The two companies first launched the ST-Flex on May 2, and performed evaluation tests through May. ST-Flex carried SoftBank’s base station system, which included a proprietary cylindrical antenna that realizes communication area footprint fixation, to a height of 816 feet (249 meters). It was then connected to ground equipment via optical fiber and power conductors embedded in the tethers. The purpose of the test was to determine the autonomous technology to support a High Altitude Platform Station (HAPS) system.
“The newly developed high-altitude tethered aerostat base station was operable at higher altitudes and carried heavier communication payloads, and it also achieved wider area network coverage with greater communication stability during the trial,” SoftBank said.

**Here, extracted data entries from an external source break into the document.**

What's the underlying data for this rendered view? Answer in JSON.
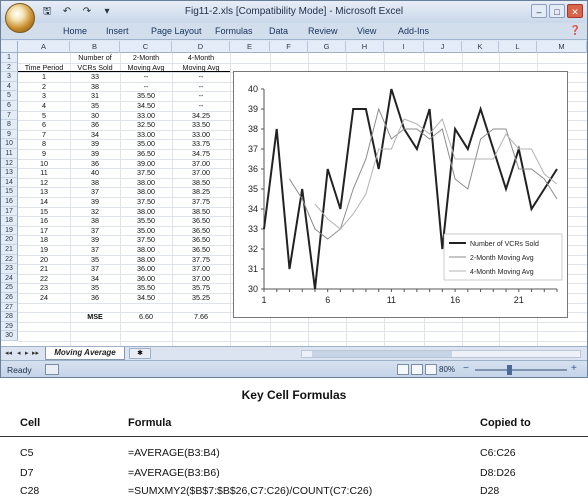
{
  "window": {
    "title": "Fig11-2.xls  [Compatibility Mode] - Microsoft Excel",
    "qat_icons": [
      "save-icon",
      "undo-icon",
      "redo-icon",
      "customize-icon"
    ]
  },
  "ribbon": {
    "tabs": [
      "Home",
      "Insert",
      "Page Layout",
      "Formulas",
      "Data",
      "Review",
      "View",
      "Add-Ins"
    ]
  },
  "columns": [
    "A",
    "B",
    "C",
    "D",
    "E",
    "F",
    "G",
    "H",
    "I",
    "J",
    "K",
    "L",
    "M"
  ],
  "rows": [
    "1",
    "2",
    "3",
    "4",
    "5",
    "6",
    "7",
    "8",
    "9",
    "10",
    "11",
    "12",
    "13",
    "14",
    "15",
    "16",
    "17",
    "18",
    "19",
    "20",
    "21",
    "22",
    "23",
    "24",
    "25",
    "26",
    "27",
    "28",
    "29",
    "30"
  ],
  "sheet": {
    "header_row1": {
      "b": "Number of",
      "c": "2-Month",
      "d": "4-Month"
    },
    "header_row2": {
      "a": "Time Period",
      "b": "VCRs Sold",
      "c": "Moving Avg",
      "d": "Moving Avg"
    },
    "data": [
      [
        "1",
        "33",
        "--",
        "--"
      ],
      [
        "2",
        "38",
        "--",
        "--"
      ],
      [
        "3",
        "31",
        "35.50",
        "--"
      ],
      [
        "4",
        "35",
        "34.50",
        "--"
      ],
      [
        "5",
        "30",
        "33.00",
        "34.25"
      ],
      [
        "6",
        "36",
        "32.50",
        "33.50"
      ],
      [
        "7",
        "34",
        "33.00",
        "33.00"
      ],
      [
        "8",
        "39",
        "35.00",
        "33.75"
      ],
      [
        "9",
        "39",
        "36.50",
        "34.75"
      ],
      [
        "10",
        "36",
        "39.00",
        "37.00"
      ],
      [
        "11",
        "40",
        "37.50",
        "37.00"
      ],
      [
        "12",
        "38",
        "38.00",
        "38.50"
      ],
      [
        "13",
        "37",
        "38.00",
        "38.25"
      ],
      [
        "14",
        "39",
        "37.50",
        "37.75"
      ],
      [
        "15",
        "32",
        "38.00",
        "38.50"
      ],
      [
        "16",
        "38",
        "35.50",
        "36.50"
      ],
      [
        "17",
        "37",
        "35.00",
        "36.50"
      ],
      [
        "18",
        "39",
        "37.50",
        "36.50"
      ],
      [
        "19",
        "37",
        "38.00",
        "36.50"
      ],
      [
        "20",
        "35",
        "38.00",
        "37.75"
      ],
      [
        "21",
        "37",
        "36.00",
        "37.00"
      ],
      [
        "22",
        "34",
        "36.00",
        "37.00"
      ],
      [
        "23",
        "35",
        "35.50",
        "35.75"
      ],
      [
        "24",
        "36",
        "34.50",
        "35.25"
      ]
    ],
    "mse": {
      "label": "MSE",
      "c": "6.60",
      "d": "7.66"
    },
    "sheet_tab": "Moving Average"
  },
  "chart_data": {
    "type": "line",
    "title": "",
    "xlabel": "",
    "ylabel": "",
    "x": [
      1,
      2,
      3,
      4,
      5,
      6,
      7,
      8,
      9,
      10,
      11,
      12,
      13,
      14,
      15,
      16,
      17,
      18,
      19,
      20,
      21,
      22,
      23,
      24
    ],
    "x_ticks": [
      "1",
      "6",
      "11",
      "16",
      "21"
    ],
    "y_ticks": [
      "30",
      "31",
      "32",
      "33",
      "34",
      "35",
      "36",
      "37",
      "38",
      "39",
      "40"
    ],
    "ylim": [
      30,
      40
    ],
    "legend_position": "bottom-right",
    "grid": false,
    "series": [
      {
        "name": "Number of VCRs Sold",
        "color": "#222222",
        "values": [
          33,
          38,
          31,
          35,
          30,
          36,
          34,
          39,
          39,
          36,
          40,
          38,
          37,
          39,
          32,
          38,
          37,
          39,
          37,
          35,
          37,
          34,
          35,
          36
        ]
      },
      {
        "name": "2-Month Moving Avg",
        "color": "#8c8c8c",
        "values": [
          null,
          null,
          35.5,
          34.5,
          33.0,
          32.5,
          33.0,
          35.0,
          36.5,
          39.0,
          37.5,
          38.0,
          38.0,
          37.5,
          38.0,
          35.5,
          35.0,
          37.5,
          38.0,
          38.0,
          36.0,
          36.0,
          35.5,
          34.5
        ]
      },
      {
        "name": "4-Month Moving Avg",
        "color": "#b3b3b3",
        "values": [
          null,
          null,
          null,
          null,
          34.25,
          33.5,
          33.0,
          33.75,
          34.75,
          37.0,
          37.0,
          38.5,
          38.25,
          37.75,
          38.5,
          36.5,
          36.5,
          36.5,
          36.5,
          37.75,
          37.0,
          37.0,
          35.75,
          35.25
        ]
      }
    ]
  },
  "statusbar": {
    "ready": "Ready",
    "zoom": "80%"
  },
  "key_formulas": {
    "title": "Key Cell Formulas",
    "headers": [
      "Cell",
      "Formula",
      "Copied to"
    ],
    "rows": [
      [
        "C5",
        "=AVERAGE(B3:B4)",
        "C6:C26"
      ],
      [
        "D7",
        "=AVERAGE(B3:B6)",
        "D8:D26"
      ],
      [
        "C28",
        "=SUMXMY2($B$7:$B$26,C7:C26)/COUNT(C7:C26)",
        "D28"
      ]
    ]
  }
}
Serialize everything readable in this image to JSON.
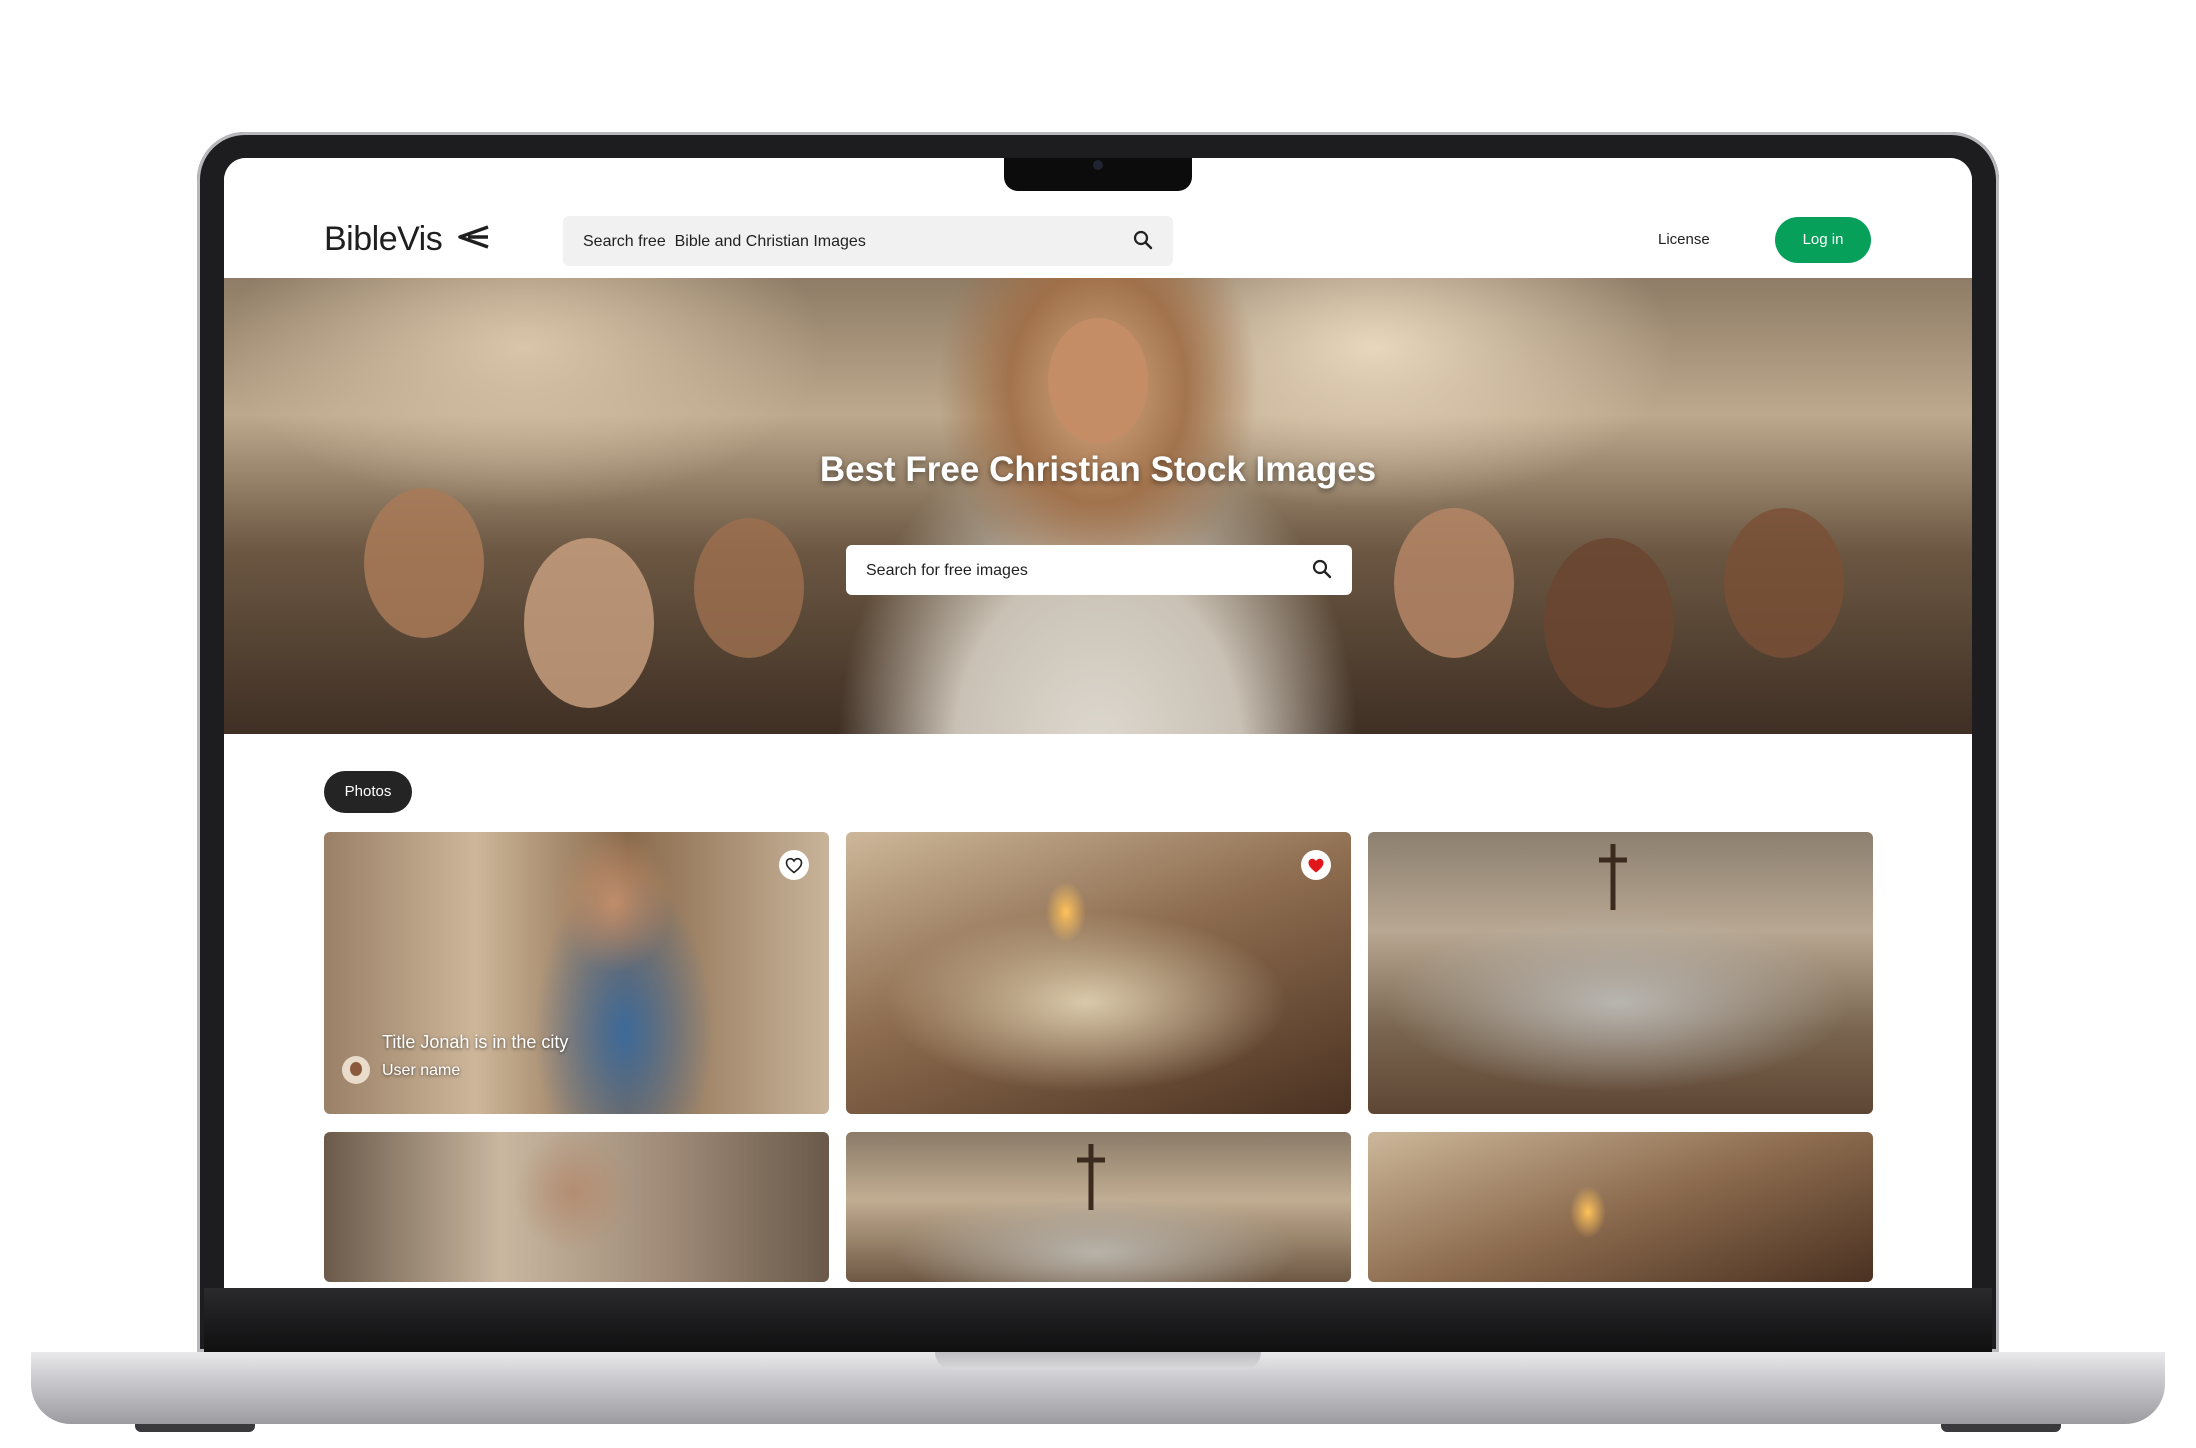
{
  "header": {
    "logo_text": "BibleVis",
    "search_placeholder": "Search free  Bible and Christian Images",
    "license_label": "License",
    "login_label": "Log in",
    "login_color": "#07a05b"
  },
  "hero": {
    "title": "Best Free Christian Stock Images",
    "search_placeholder": "Search for free images"
  },
  "tabs": [
    {
      "label": "Photos",
      "active": true
    }
  ],
  "grid": {
    "cards": [
      {
        "title": "Title Jonah is in the city",
        "user": "User name",
        "liked": false,
        "heart_icon": "heart-outline-icon"
      },
      {
        "title": "",
        "user": "",
        "liked": true,
        "heart_icon": "heart-filled-icon",
        "heart_color": "#e0161b"
      },
      {
        "title": "",
        "user": "",
        "liked": false
      },
      {
        "title": "",
        "user": "",
        "liked": false
      },
      {
        "title": "",
        "user": "",
        "liked": false
      },
      {
        "title": "",
        "user": "",
        "liked": false
      }
    ]
  }
}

The Aerostat Autopilot autonomous control system eliminates on-site crew for daily operations, the company said. During the test program, the ST-Flex operated in highly variable weather conditions, including gale-force wind. Three tether autonomous controls create stability in the aerostat and control pitch, roll and yaw to keep the aerostat steady, even in variable weather conditions.
“We are incredibly excited to have completed the first international launch of the ST-Flex,” said Ben Glass, CEO of Altaeros. “Successful testing of SoftBank’s Footprint Fixation Technology on the ST-Flex is a huge milestone, which will further the development and effectiveness of many aerial telecommunications platforms to help bring critical services around the world.”
Based on the results of the field trial, SoftBank said it will study ways to utilize the knowledge and data and apply it to telecommunication network disaster preparedness scenarios and the construction of HAPS-based telecommunication platforms.